Лес то взбирался на скалы, то спускался в распадки, к поймам горных речушек.
Подъесаул Николай Жуков устало покачивался в седле в такт шагу лошади.
После неудачной попытки свергнуть советскую власть в Раздолье он бежал в Харбин, побывал в Токио, потом вернулся во Владивосток. Начальник союзной контрразведки Михельсон принял его в свое учреждение: люди, знающие местные условия, ему были нужны до зарезу.
Теперь пришло время, когда Жуков безбоязненно мог побывать в родной станице, тем более что он вел с собой сотню казаков — карательный отряд. Хотелось рассчитаться с Понизовкой, вернуть отцовское имущество, казнить Ожогина и Ковригина за самоуправство, устроить поминки по отцу, которого подстрелили китайцы при переходе границы.
Конь под офицером вздыбился. Подъесаул схватился за маузер, приостановился, раздвинул кустарник.

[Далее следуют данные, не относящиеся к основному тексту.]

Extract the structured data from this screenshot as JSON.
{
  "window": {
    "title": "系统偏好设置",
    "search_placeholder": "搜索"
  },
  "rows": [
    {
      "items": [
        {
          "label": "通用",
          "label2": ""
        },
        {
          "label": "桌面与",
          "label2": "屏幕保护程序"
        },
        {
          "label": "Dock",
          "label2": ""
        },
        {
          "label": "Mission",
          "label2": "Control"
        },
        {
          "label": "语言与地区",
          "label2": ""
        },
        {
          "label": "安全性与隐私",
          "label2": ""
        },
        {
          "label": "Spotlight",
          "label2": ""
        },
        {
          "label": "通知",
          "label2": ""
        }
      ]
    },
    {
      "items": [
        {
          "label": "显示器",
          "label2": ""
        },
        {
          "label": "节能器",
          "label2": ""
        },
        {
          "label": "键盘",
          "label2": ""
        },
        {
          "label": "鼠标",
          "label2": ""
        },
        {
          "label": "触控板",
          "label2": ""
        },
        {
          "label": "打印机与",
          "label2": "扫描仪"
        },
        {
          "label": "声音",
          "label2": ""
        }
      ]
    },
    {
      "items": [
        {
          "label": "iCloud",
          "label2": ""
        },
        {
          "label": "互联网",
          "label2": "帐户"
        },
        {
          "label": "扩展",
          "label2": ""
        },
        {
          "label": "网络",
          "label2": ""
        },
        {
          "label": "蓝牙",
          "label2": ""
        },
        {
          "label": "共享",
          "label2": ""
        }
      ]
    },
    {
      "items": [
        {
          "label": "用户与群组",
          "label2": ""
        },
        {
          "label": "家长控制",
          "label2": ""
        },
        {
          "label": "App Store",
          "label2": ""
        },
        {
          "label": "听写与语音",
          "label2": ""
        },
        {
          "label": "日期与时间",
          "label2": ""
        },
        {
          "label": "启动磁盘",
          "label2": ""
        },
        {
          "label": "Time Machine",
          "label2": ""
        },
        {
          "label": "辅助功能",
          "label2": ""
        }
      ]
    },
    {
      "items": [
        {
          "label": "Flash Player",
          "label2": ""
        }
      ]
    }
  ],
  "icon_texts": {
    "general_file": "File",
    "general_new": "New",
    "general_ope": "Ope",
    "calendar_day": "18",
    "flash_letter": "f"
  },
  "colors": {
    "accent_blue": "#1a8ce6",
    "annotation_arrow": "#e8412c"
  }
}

На елани паслись кабаны. На солнцепеке лежала свинья. Поросята, еще не успевшие обрасти шерстью, топтались около нее. Вблизи кабан-секач подрывал корни.
Неожиданно над зарослями лимонника взметнулось полосатое тело тигра.
Ударом лапы хищник перебил хребет свиньи, раскидал поросят. Кабан, выставив длинные, сверкающие бивни, ринулся на тигра. Завязалась смертельная схватка. Кабан оказался сильным и ловким, ярость удесятерила его силы. Тигру пришлось туго. Когти его скользили по спине секача, как по железу. Кабан вонзил бивни в брюхо тигра и стремительным броском пригвоздил его извивающееся тело к стволу дуба. Издыхающий зверь ударом лапы перебил крестец кабана.